Sport has potential to unify the nation: iLIVE
I was intensely moved when swimmers Chad Le Clos and Cameron van der Burgh and the rowing team scooped gold at the Olympics.
Every social network was flooded . People from various racial, social and economic backgrounds were undeniably caught up in the celebratory mood.
Jubilant supporters flew the South African flag at home and in London.
It brought back the memories of the 2010 Fifa World Cup.
I also reminisced about the 1995 Rugby World Cup final when, for the first time in history, black and white South Africans packed the Ellis Park stadium to watch the Springboks thumpNew Zealand.
Back then our democracy was still young, apartheid was still rearing its ugly head and political tensions had not vanished.

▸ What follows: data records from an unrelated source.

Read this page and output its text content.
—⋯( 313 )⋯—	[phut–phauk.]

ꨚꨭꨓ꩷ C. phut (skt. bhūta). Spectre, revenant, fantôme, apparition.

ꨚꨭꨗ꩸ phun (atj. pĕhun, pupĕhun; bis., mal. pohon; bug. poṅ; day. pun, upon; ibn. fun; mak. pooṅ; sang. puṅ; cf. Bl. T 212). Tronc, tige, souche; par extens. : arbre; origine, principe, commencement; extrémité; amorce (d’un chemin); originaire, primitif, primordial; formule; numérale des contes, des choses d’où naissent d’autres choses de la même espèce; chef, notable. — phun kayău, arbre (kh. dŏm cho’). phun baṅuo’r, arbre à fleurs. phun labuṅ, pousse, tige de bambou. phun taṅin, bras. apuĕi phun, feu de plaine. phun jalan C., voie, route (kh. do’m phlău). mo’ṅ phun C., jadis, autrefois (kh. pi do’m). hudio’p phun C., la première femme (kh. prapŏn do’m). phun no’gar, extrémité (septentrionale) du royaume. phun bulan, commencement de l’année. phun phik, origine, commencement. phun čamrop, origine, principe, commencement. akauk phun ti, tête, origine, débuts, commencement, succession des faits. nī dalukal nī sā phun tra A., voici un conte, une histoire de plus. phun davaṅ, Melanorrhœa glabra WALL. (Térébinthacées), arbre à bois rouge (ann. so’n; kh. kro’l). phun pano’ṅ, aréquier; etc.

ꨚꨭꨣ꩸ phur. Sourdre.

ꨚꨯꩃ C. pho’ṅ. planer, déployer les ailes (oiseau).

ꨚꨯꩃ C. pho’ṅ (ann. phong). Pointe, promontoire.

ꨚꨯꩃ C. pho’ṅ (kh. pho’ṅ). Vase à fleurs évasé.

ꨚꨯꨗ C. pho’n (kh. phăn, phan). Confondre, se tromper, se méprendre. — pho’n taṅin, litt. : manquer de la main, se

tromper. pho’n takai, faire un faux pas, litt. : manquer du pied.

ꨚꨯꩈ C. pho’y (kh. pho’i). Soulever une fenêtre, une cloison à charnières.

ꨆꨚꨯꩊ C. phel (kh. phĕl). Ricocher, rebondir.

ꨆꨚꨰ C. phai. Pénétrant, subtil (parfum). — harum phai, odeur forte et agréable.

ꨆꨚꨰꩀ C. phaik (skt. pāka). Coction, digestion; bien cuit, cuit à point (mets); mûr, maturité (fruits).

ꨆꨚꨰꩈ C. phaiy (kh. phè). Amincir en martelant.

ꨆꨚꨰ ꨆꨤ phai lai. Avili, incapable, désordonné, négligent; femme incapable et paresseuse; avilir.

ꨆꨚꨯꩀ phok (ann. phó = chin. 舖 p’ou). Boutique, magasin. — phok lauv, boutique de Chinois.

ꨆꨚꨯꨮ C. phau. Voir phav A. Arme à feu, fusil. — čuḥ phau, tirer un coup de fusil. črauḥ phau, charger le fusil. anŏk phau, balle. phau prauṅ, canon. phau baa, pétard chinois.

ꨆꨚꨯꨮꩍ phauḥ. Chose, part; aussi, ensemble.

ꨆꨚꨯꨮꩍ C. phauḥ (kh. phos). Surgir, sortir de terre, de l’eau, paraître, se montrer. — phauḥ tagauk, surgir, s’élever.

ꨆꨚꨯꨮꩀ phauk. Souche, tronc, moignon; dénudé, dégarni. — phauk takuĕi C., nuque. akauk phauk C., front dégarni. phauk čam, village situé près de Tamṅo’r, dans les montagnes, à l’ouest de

Rugby was predominately supported by whites, but when the Springboks reached the World Cup final, everyone got behind them.
An extraordinary visual was when former president Nelson Mandela presented the Webb Ellis Cup to the Springbok captain Francois Pienaar - a gesture of unity and diversity .
The same applied in 1996 when South Africa hosted and won the Africa Cup of Nations tournament.
The event was followed by, to mention a few sporting achievements, a praiseworthy athletic spectacle when Josiah Thugwane and Penny Heyns won Olympic gold medals in Atlanta in the same year.
Sport carries the hopes of the nation and is a catalyst for cohesion.